The Commerce Department reported Tuesday morning that housing starts took another leg downward in April, falling unexpectedly sharply to a seasonally adjusted annual rate of 458,000, 12.8% below a revised March estimate of 525,000 and 54.2% off the April, 2008 pace.
Wall Street was expecting the rate to come in around 520,000, but it appeared the decline was due to a large drop in multi-family construction as well as a continued softness in all but the West region.
Regionally, starts were down 30.6% month-to-month and 45.7% year-over year in the Northeast; down 21.4% and 52.5%, respectively, in the Midwest; down 21.1% and 57% in the South and up 42.5% sequentially but down 52.9% annually in the West.
Single family starts, however, were up over March by 2.8% to a rate of 368,000 but still down 45.6% from April last year.
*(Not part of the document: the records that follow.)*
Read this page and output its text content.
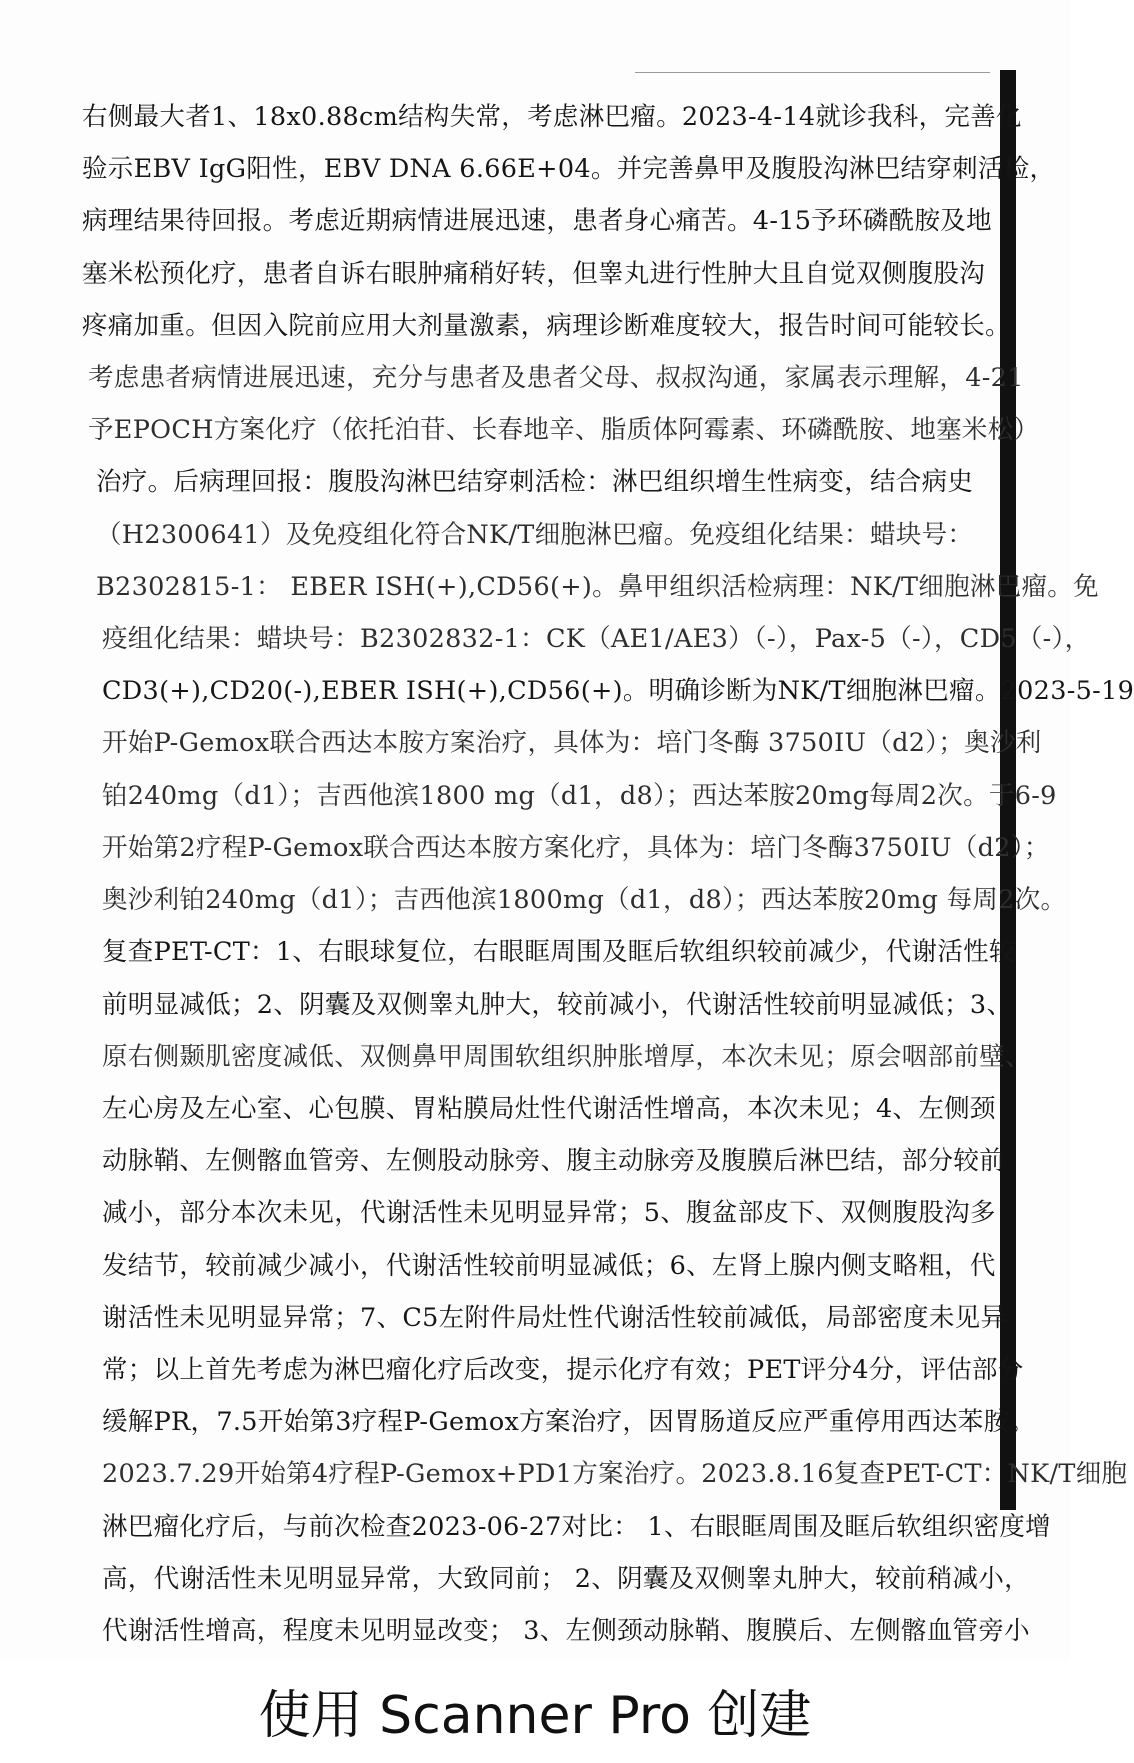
右侧最大者1、18x0.88cm结构失常，考虑淋巴瘤。2023-4-14就诊我科，完善化
验示EBV IgG阳性，EBV DNA 6.66E+04。并完善鼻甲及腹股沟淋巴结穿刺活检，
病理结果待回报。考虑近期病情进展迅速，患者身心痛苦。4-15予环磷酰胺及地
塞米松预化疗，患者自诉右眼肿痛稍好转，但睾丸进行性肿大且自觉双侧腹股沟
疼痛加重。但因入院前应用大剂量激素，病理诊断难度较大，报告时间可能较长。
考虑患者病情进展迅速，充分与患者及患者父母、叔叔沟通，家属表示理解，4-21
予EPOCH方案化疗（依托泊苷、长春地辛、脂质体阿霉素、环磷酰胺、地塞米松）
治疗。后病理回报：腹股沟淋巴结穿刺活检：淋巴组织增生性病变，结合病史
（H2300641）及免疫组化符合NK/T细胞淋巴瘤。免疫组化结果：蜡块号：
B2302815-1： EBER ISH(+),CD56(+)。鼻甲组织活检病理：NK/T细胞淋巴瘤。免
疫组化结果：蜡块号：B2302832-1：CK（AE1/AE3）（-），Pax-5（-），CD5（-），
CD3(+),CD20(-),EBER ISH(+),CD56(+)。明确诊断为NK/T细胞淋巴瘤。2023-5-19
开始P-Gemox联合西达本胺方案治疗，具体为：培门冬酶 3750IU（d2）；奥沙利
铂240mg（d1）；吉西他滨1800 mg（d1，d8）；西达苯胺20mg每周2次。于6-9
开始第2疗程P-Gemox联合西达本胺方案化疗，具体为：培门冬酶3750IU（d2）；
奥沙利铂240mg（d1）；吉西他滨1800mg（d1，d8）；西达苯胺20mg 每周2次。
复查PET-CT：1、右眼球复位，右眼眶周围及眶后软组织较前减少，代谢活性较
前明显减低；2、阴囊及双侧睾丸肿大，较前减小，代谢活性较前明显减低；3、
原右侧颞肌密度减低、双侧鼻甲周围软组织肿胀增厚，本次未见；原会咽部前壁、
左心房及左心室、心包膜、胃粘膜局灶性代谢活性增高，本次未见；4、左侧颈
动脉鞘、左侧髂血管旁、左侧股动脉旁、腹主动脉旁及腹膜后淋巴结，部分较前
减小，部分本次未见，代谢活性未见明显异常；5、腹盆部皮下、双侧腹股沟多
发结节，较前减少减小，代谢活性较前明显减低；6、左肾上腺内侧支略粗，代
谢活性未见明显异常；7、C5左附件局灶性代谢活性较前减低，局部密度未见异
常；以上首先考虑为淋巴瘤化疗后改变，提示化疗有效；PET评分4分，评估部分
缓解PR，7.5开始第3疗程P-Gemox方案治疗，因胃肠道反应严重停用西达苯胺。
2023.7.29开始第4疗程P-Gemox+PD1方案治疗。2023.8.16复查PET-CT：NK/T细胞
淋巴瘤化疗后，与前次检查2023-06-27对比： 1、右眼眶周围及眶后软组织密度增
高，代谢活性未见明显异常，大致同前； 2、阴囊及双侧睾丸肿大，较前稍减小，
代谢活性增高，程度未见明显改变； 3、左侧颈动脉鞘、腹膜后、左侧髂血管旁小
使用 Scanner Pro 创建
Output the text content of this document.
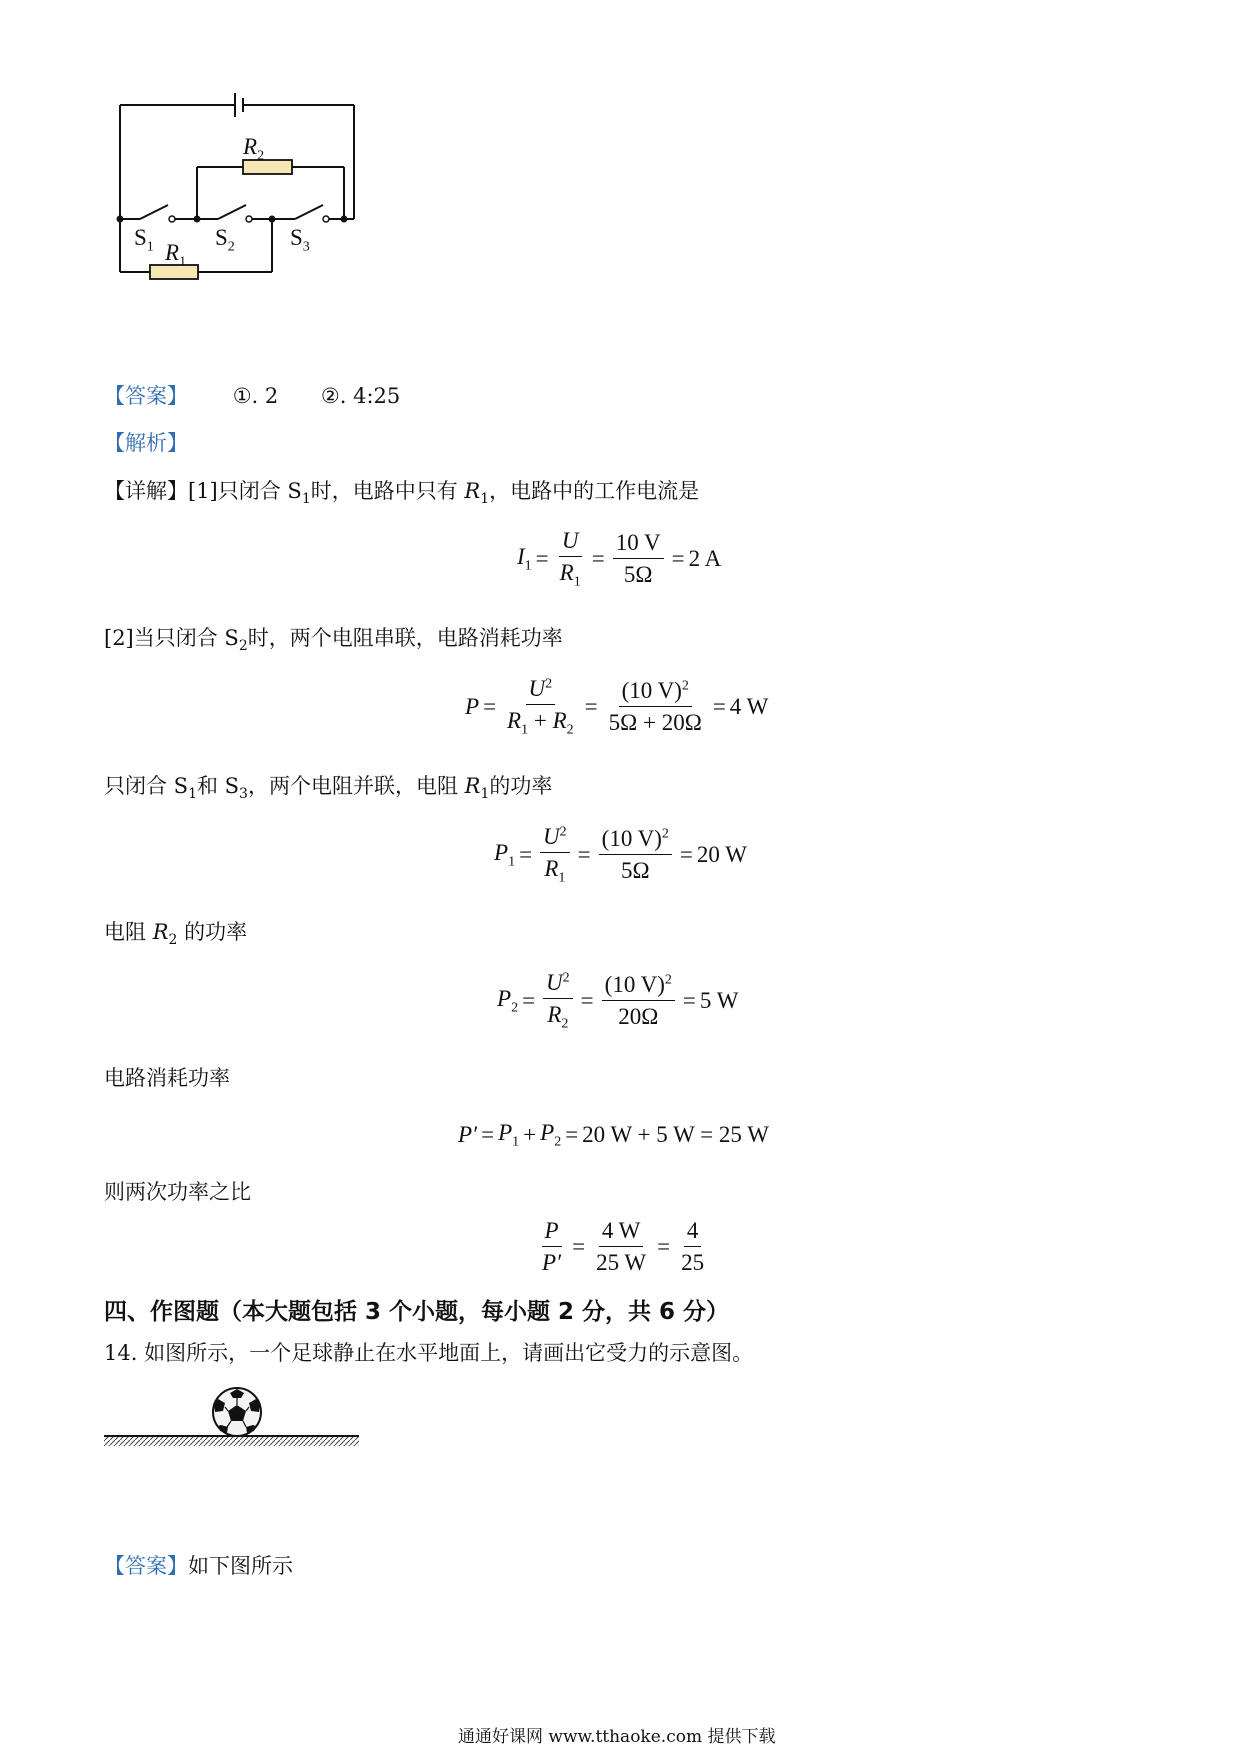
$R_2$
$S_1$	$S_2$ $S_3$
$R_1$
【答案】 ①. 2 ②. 4:25
【解析】
【详解】[1]只闭合 $S_1$时，电路中只有 $R_1$，电路中的工作电流是
$I_1 = \frac{U}{R_1} = \frac{10 V}{5\Omega} = 2$ A
[2]当只闭合 $S_2$时，两个电阻串联，电路消耗功率
$P = \frac{U^2}{R_1 + R_2} = \frac{(10 V)^2}{5\Omega + 20\Omega} = 4$ W
只闭合 $S_1$和 $S_3$，两个电阻并联，电阻 $R_1$的功率
$P_1 = \frac{U^2}{R_1} = \frac{(10 V)^2}{5\Omega} = 20$ W
电阻 $R_2$ 的功率
$P_2 = \frac{U^2}{R_2} = \frac{(10 V)^2}{20\Omega} = 5$ W
电路消耗功率
$P' = P_1 + P_2 = 20$ W + 5 W = 25 W
则两次功率之比
$\frac{P}{P'} = \frac{4 W}{25 W} = \frac{4}{25}$
四、作图题（本大题包括 3 个小题，每小题 2 分，共 6 分）
14. 如图所示，一个足球静止在水平地面上，请画出它受力的示意图。
【答案】如下图所示
通通好课网 www.tthaoke.com 提供下载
The single-family category was down 13.6% sequentially and 34.5% year-over-year in the Northeast; up 14.3% from March but down 36.6% from last April in the Midwest; down 4.6% and 47.6% in the South; and up 26.6% monthly but down 50.6% annually in the West.
Permits also were down, by 3.3% from the revised March estimate of 511,000, half the seasonally adjusted rate of April, 2008. The decline in permits also appeared to be concentrated in multifamily, with single-family permits moving up by 3.6% from March to a rate of 373,000, still 42.3% off last year's pace. Single family permits were up sequentially in the Northeast (+2.9%), Midwest (+6.9%) and the West (+17.9%). The South, however, was down 2%.
For all housing types, the March-to-April declines in permits were 7.1% in the Northeast, 4.8% in the Midwest, 3.4% in the South and flat in the West. On a year-over-year basis, the Northeast was down 51.9%, the Midwest down 49.4%, the South down 49.1% and the West down 52.3%.
Completions in April came in at a seasonally adjusted annual rate of 874,000, up 4.9% from March but15% below last April. Single-family completions in April were up 0.2% to 549,000.
In reaction to the data, Carl Reichardt, senior home building analyst at Wachovia Capital Markets, put out a note to investors stating, "Both single family starts and permits have shown signs of stability since achieving their all-time lows in January. ... While unsold new home inventories have declined 46% since their peak, we note that a flat, if not lower, single-family starts (SAAR) figure should be a general expectation in our view, given substantial vacant unsold unit inventory in the existing housing market, anticipated continuation of high foreclosure activity, and constrained capital availability for most homebuilders."
Stephen East at Pali Capital wrote, "All in, we view today's data as an ultimate positive for the industry. Excluding California Single-Family starts from the equation, which we believe is driven by that state's $10K credit for a new home purchase, builders are doing exactly as they should--putting less inventory on the ground."